Conspiracy theories and spy stories
Speculation, of course, covers the gamut. Turkey is part of the Middle East where conspiracy theories run rampant and spy stories have natural homes but the real question is who or which country, countries or groups were behind this recent incident and why. Terrorism of this sort comes cheaply – particularly when the individual in question is deranged to begin with. But what exactly does a one-off suicide of this sort represent in the larger picture of Turkish or Middle Eastern politics in 2013?
Not only is the Erdogan government at war with its own powerful military but the Ergenekon trials resulted not just in purges of the high ranking military (one in five Turkish generals are in jail - based some say - on questionable trials) leaving the country militarily weaker than it was. The government has also convicted a record number of opposition journalists all the while fighting seemingly never-ending battles with Kurdish separatists - yet the economy does remarkably well.
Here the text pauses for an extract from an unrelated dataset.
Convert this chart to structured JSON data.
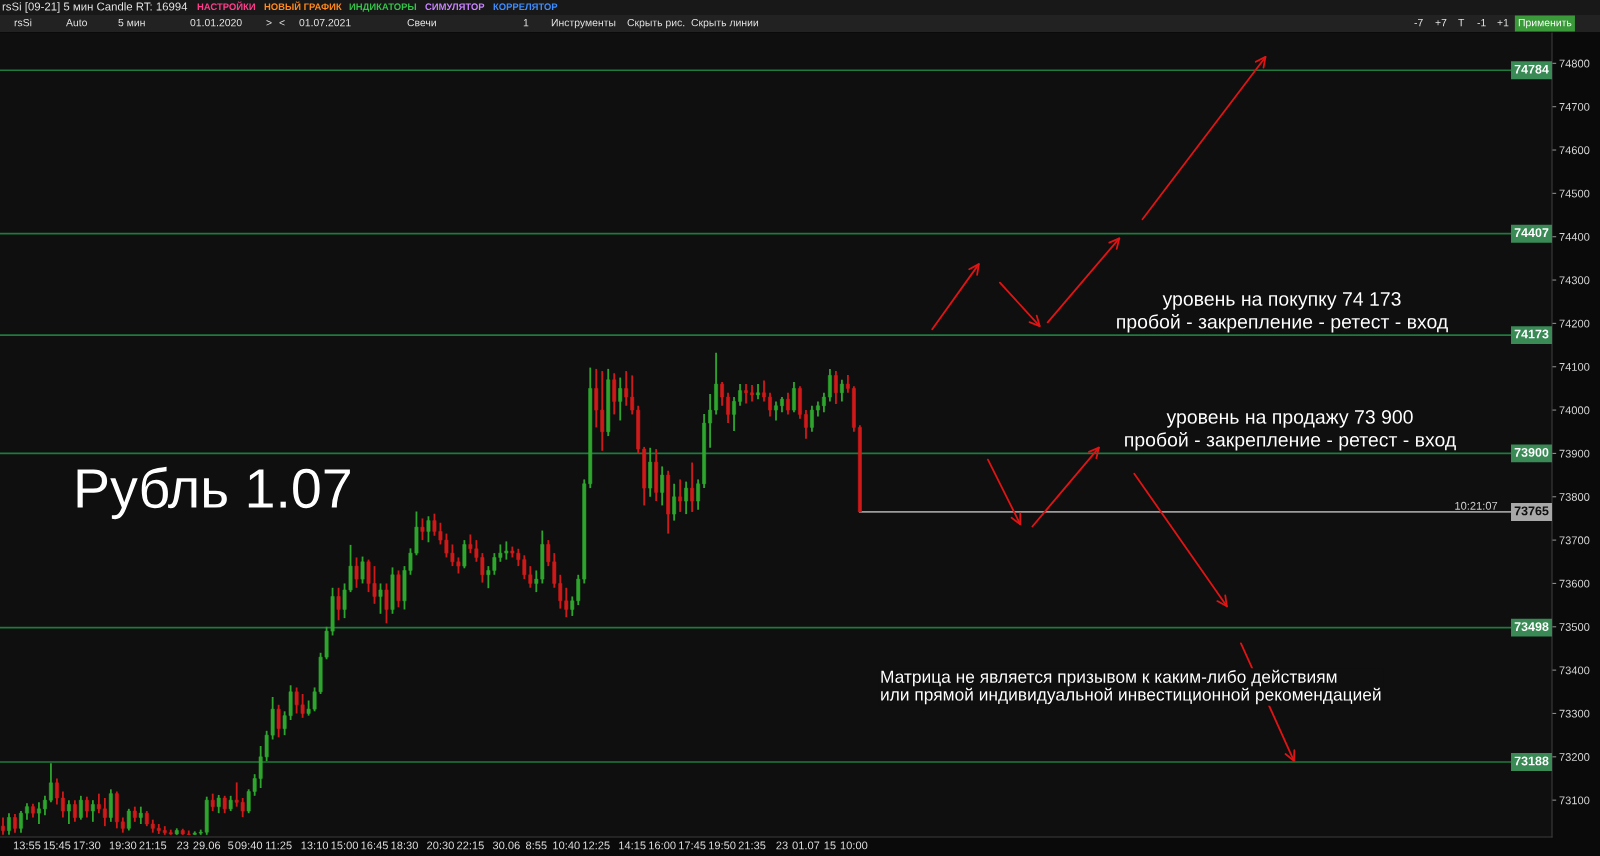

Kurds make up approximately 20 percent of Turkey’s population although the numbers are guestimates because the census counts people by religion, not ethnicity. Most Kurds, like Turks, are Sunni Muslim. The Turkish government, previously a supporter of the Syria’s Alawite Assad regime, changed course by 180 degrees over a year ago – housing thousands of its neighbors’ war refugees, advising rebel leaders, arming the fighters and publically calling for the regime to abdicate.
DHKP/C
The Revolutionary People’s Liberation Party-Front (DHKP/C) is not just a left wing organization on the US list of terrorist organizations known for targeting American military and diplomats in years past but also an organization with past ties to the Assads. So was Syria the instigator in Sanli’s attack on the US Embassy in Ankara? Did Putin’s KGB play a murky behind the scenes role or did Russia simply watch it happen like most everyone else?
The Russian government continues to support Syria’s Bashar Assad for prestige reasons and likely also historical ones - Russia’s ties with Bashar’s father during the Soviet period fit well with his Ba’athist regime’s leftist lean. The Assads, themselves, are not Communists and did not impose a Communist economic system on the country, but they represent the military wing of the Syrian Ba’ath Party whose ideology combines Arab nationalism, socialism, pan-Arabism and anti-imperialism.
Over the years, the Assads have supported Syria’s minority religions as well as wealthy Damascus merchants for practical reasons: the Alawites are a minority Shiite sect in a Sunni Muslim majority country and even though the Assads have ruled the country with an iron fist for decades, they still need the support of other minorities to stay in power.
Russian Support for the Assad Regime
Putin’s current argument for Russia’s support of the Syrian regime is that the country’s rebels have been infiltrated and are increasingly dominated by militant, anti-western Islamic Salafists financed by Saudi Arabia and Qatar. He likely has a point. But perhaps had the Russians been less enthusiastic about supporting Assad during the early days of the uprising, Salafists from elsewhere would not have moved in – because there’s little evidence that the majority are home grown. Unfortunately, the longer the civil war continues, the more likely the Salafists will grow.
During the 1970s, it was pretty clear that the Soviets had a finger – or more – in left wing Turkish extremist terrorist groups – like Devsol (the Revolutionary People’s Liberation Party-Front’s precursor). One has to wonder then whether any ties still exist - albeit with Russian not Soviet intelligence – even though the Communists no longer rule Russia and the Soviet Union is long gone.
So who did send Ecevit Sanli to his early grave in the name of left-wing revolutionary anti-imperialism martyrdom? And was his death a solitary event or a sign of things to come?